The Difference between Killing and Letting Die
Counterintuitively, there is a moral gulf between killing (taking a
life) and letting die (not saving a life). The right not to be killed
is undisputed. There is no right to have one's own life saved. Where
there is a right - and only where there is one - there is an
obligation. Thus, while there is an obligation not to kill - there is
no obligation to save a life.
Anti-euthanasia ethicists fear that allowing one kind of euthanasia -
even under the strictest and explicit conditions - will open the
floodgates. The value of life will be depreciated and made subordinate
to considerations of economic efficacy and personal convenience.

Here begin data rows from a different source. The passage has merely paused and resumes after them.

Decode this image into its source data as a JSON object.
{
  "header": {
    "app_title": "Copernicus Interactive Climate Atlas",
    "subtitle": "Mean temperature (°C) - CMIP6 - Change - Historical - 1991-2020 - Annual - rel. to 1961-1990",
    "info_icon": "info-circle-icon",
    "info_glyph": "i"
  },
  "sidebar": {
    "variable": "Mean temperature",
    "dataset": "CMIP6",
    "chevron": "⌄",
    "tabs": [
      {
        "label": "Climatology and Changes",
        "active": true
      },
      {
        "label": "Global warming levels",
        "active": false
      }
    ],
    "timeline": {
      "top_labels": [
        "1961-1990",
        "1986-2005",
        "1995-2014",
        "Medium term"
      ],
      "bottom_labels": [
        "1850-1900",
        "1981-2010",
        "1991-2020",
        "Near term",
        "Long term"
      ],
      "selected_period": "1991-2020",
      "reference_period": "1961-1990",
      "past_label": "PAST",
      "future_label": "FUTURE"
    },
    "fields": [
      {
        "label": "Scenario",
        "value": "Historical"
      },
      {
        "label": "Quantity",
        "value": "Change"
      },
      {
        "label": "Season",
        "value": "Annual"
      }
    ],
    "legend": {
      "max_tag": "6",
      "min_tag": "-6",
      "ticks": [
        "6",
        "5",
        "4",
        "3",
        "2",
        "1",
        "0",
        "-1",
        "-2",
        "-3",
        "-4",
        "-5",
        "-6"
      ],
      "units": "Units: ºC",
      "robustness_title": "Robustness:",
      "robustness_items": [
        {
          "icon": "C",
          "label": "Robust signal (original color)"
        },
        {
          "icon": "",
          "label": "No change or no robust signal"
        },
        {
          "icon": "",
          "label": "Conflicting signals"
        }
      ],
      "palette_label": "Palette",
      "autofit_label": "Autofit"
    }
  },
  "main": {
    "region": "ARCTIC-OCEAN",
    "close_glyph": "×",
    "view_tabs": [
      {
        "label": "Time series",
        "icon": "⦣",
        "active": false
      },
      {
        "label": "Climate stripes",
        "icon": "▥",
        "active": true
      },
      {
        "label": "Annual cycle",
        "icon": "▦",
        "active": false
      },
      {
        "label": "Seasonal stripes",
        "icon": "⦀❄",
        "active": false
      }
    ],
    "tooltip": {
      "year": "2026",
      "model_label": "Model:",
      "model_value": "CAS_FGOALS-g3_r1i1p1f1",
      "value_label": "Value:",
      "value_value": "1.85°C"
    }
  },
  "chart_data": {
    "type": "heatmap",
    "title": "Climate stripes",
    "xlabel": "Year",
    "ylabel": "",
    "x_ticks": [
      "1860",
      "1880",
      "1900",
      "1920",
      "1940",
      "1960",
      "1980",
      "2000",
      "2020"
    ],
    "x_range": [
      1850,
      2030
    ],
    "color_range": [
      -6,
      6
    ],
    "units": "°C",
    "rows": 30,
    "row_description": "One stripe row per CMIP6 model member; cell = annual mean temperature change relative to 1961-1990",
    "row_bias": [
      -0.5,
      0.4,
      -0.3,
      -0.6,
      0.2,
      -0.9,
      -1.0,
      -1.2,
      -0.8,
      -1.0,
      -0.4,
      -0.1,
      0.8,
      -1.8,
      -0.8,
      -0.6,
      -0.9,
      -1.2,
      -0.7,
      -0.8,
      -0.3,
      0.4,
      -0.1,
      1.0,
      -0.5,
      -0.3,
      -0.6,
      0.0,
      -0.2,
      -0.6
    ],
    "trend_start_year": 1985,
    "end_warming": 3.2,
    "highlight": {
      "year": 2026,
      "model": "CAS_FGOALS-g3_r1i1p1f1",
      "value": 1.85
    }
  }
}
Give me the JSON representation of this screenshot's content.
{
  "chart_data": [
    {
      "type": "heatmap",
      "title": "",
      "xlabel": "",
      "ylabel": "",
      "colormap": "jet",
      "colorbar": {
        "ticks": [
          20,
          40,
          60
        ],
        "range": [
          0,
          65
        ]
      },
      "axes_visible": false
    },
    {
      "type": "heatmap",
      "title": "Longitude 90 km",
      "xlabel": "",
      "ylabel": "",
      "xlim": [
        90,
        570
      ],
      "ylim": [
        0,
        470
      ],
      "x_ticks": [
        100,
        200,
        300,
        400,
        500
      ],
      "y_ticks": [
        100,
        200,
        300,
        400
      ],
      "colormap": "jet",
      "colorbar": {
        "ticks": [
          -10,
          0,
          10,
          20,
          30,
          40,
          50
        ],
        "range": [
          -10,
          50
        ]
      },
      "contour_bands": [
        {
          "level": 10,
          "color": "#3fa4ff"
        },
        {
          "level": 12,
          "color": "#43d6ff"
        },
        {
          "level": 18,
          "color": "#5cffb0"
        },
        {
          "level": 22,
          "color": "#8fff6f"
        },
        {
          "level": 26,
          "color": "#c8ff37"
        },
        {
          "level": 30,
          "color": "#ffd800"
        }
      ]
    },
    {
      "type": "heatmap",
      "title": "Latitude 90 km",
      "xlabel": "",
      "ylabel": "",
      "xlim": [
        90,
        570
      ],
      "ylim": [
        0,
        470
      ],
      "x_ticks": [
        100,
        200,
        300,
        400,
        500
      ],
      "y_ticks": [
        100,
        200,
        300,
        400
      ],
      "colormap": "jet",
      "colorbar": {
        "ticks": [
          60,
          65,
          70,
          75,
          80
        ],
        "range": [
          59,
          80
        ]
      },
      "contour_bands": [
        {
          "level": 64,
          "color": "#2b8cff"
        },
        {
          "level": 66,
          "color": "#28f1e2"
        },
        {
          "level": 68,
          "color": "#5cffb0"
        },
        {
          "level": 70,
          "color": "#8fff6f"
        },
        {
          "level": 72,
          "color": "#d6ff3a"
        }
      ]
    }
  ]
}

Murders, disguised as acts of euthanasia, will proliferate and none of
us will be safe once we reach old age or become disabled.
Years of legally-sanctioned euthanasia in the Netherlands, parts of
Australia, and a state or two in the United States (living wills have
been accepted and complied with throughout the Western world for a well
over a decade now) tend to fly in the face of such fears. Doctors did
not regard these shifts in public opinion and legislative climate as a
blanket license to kill their charges. Family members proved to be far
less bloodthirsty and avaricious than feared.
Conclusions:
As long as non-voluntary and involuntary types of euthanasia are
treated as felonies, it seems safe to allow patients to exercise their
personal autonomy and grant them the right to die. Legalizing the
institution of "advance directive" will go a long way towards
regulating the field - as would a new code of medical ethics that will
recognize and embrace reality: doctors, patients, and family members
collude in their millions to commit numerous acts and omissions of
euthanasia every day. It is their way of restoring dignity to the
shattered lives and bodies of loved ones.